摘要 |
Methods for providing in-loop validation of disambiguated features are disclosed. The disclosed methods may include disambiguating features in unstructured text that may use co-occurring features derived from both the source document and a large document corpus. The disambiguating systems may include multiple modules, including a linking on-the-fly module for linking the derived features from the source document to the co-occurring features of an existing knowledge base. The system for disambiguating features may allow identifying unique entities from a knowledge base that includes entities with a unique set of co-occurring features, which in turn may allow for increased precision in knowledge discovery and search results, employing advanced analytical methods over a massive corpus, employing a combination of entities, co-occurring entities, topic IDs, and other derived features.
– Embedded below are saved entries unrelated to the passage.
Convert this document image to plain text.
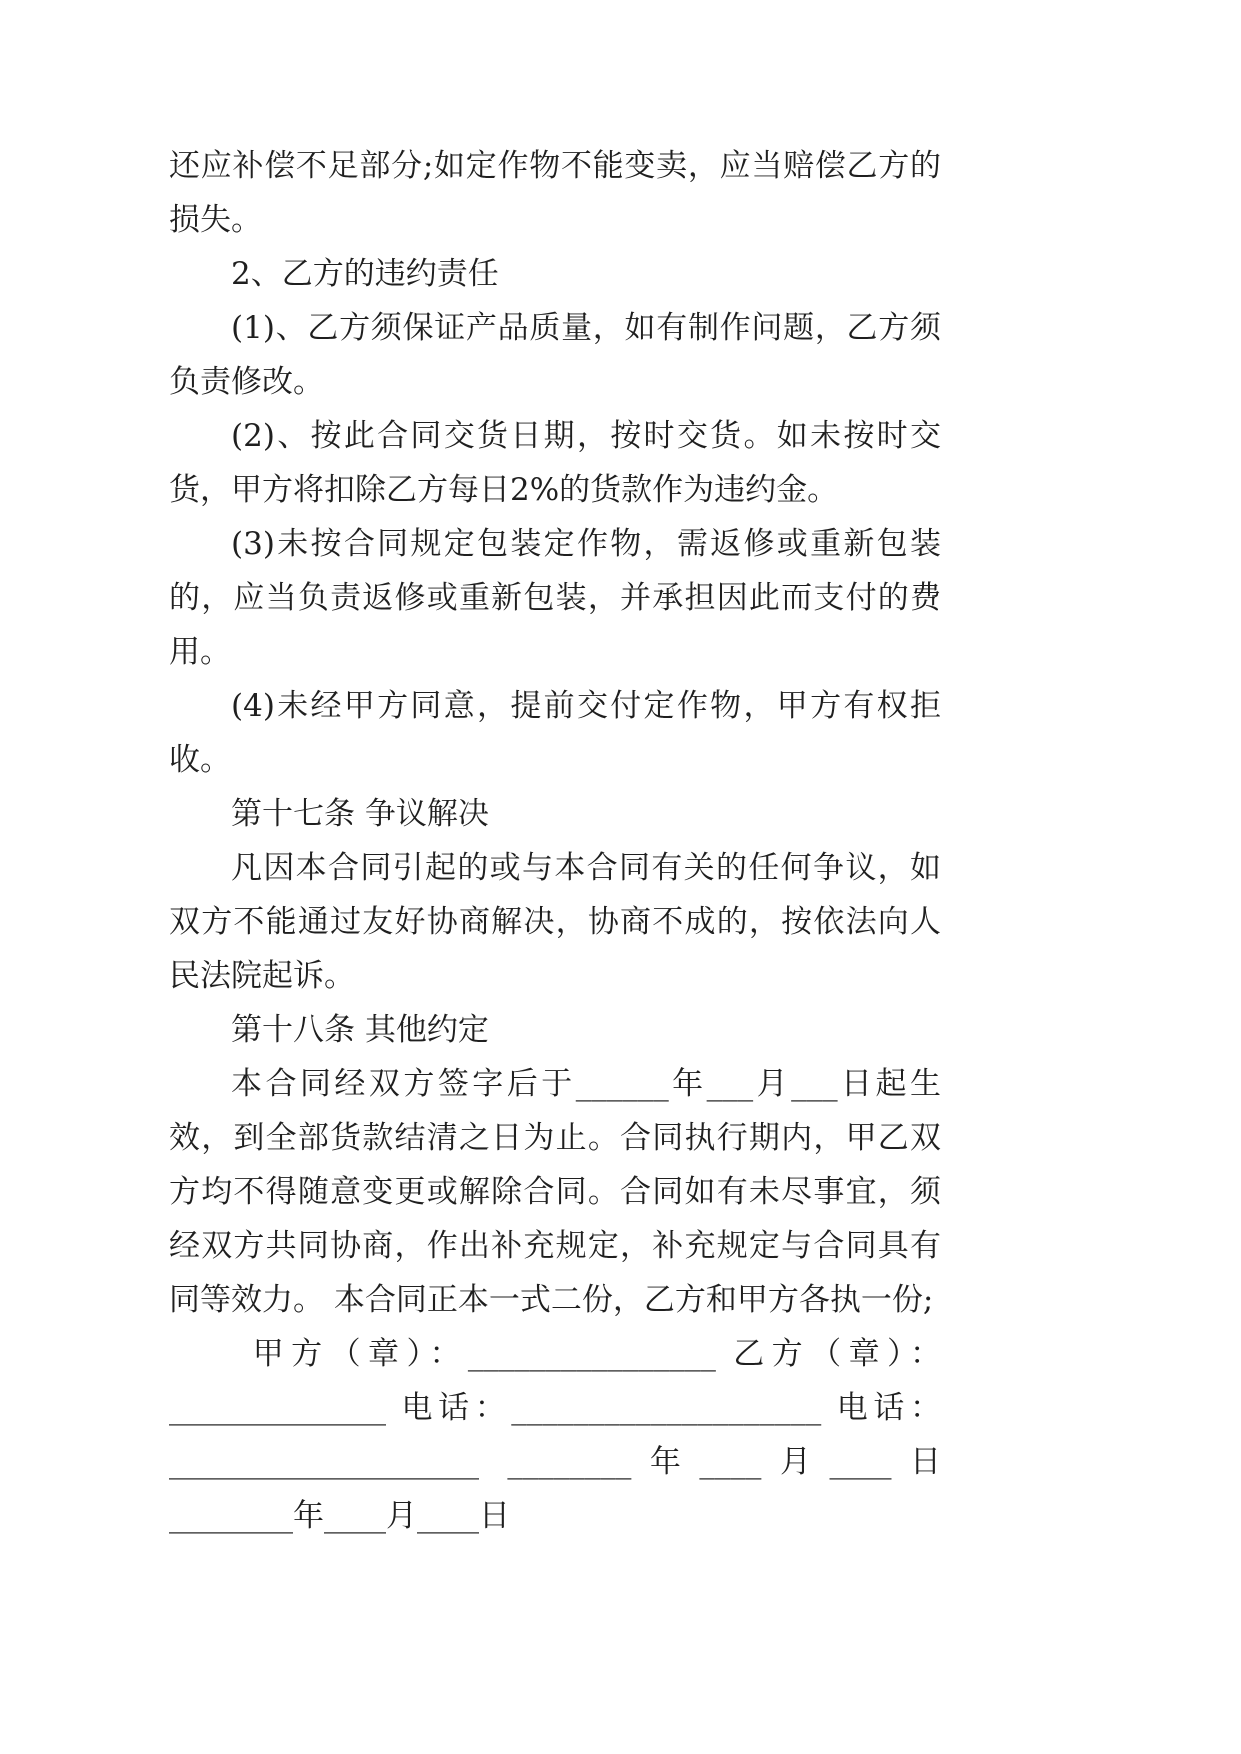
还应补偿不足部分;如定作物不能变卖，应当赔偿乙方的损失。

2、乙方的违约责任

(1)、乙方须保证产品质量，如有制作问题，乙方须负责修改。

(2)、按此合同交货日期，按时交货。如未按时交货，甲方将扣除乙方每日2%的货款作为违约金。

(3)未按合同规定包装定作物，需返修或重新包装的，应当负责返修或重新包装，并承担因此而支付的费用。

(4)未经甲方同意，提前交付定作物，甲方有权拒收。

第十七条 争议解决

凡因本合同引起的或与本合同有关的任何争议，如双方不能通过友好协商解决，协商不成的，按依法向人民法院起诉。

第十八条 其他约定

本合同经双方签字后于______年___月___日起生效，到全部货款结清之日为止。合同执行期内，甲乙双方均不得随意变更或解除合同。合同如有未尽事宜，须经双方共同协商，作出补充规定，补充规定与合同具有同等效力。 本合同正本一式二份，乙方和甲方各执一份;

甲方（章）：________________ 乙方（章）：______________ 电话：____________________ 电话：____________________ ________年____月____日 ________年____月____日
The disclosed method may use validation to provide input to the system for disambiguating features. |
主权项 |
1. A method comprising:
receiving, by a first computer, a first search query result from a search conductor, wherein the first search query result is based on a search query and comprises a record matching a field of the search query; sending, by the first computer, the first search query result to a second computer such that the second computer is able to disambiguate the first search query result via a determination of a relatedness among an individual record feature and a topic identification associated with each record in the first search query result, wherein the second computer comprises a main memory storing an in-memory database, wherein the second computer is configured to link disambiguation data, in real-time, as the disambiguation data is requested by the first computer from the second computer; receiving, by the first computer, a second search query result from the second computer, wherein the second search query result has been disambiguated via the second computer; sending, by the first computer, the second search query result to a third computer such that the third computer is able to receive an input on the second search query result; generating, by the first computer, a new feature occurrence record in a knowledge base database, wherein the new feature occurrence record includes the input, wherein the in-memory database comprises the knowledge base database; and placing, by the first computer, a request that the new feature occurrence record be stored in the knowledge base database such that the second computer is able to adjust a parameter of a disambiguation algorithm based on the input, wherein the disambiguation algorithm involves linking via the second computer. |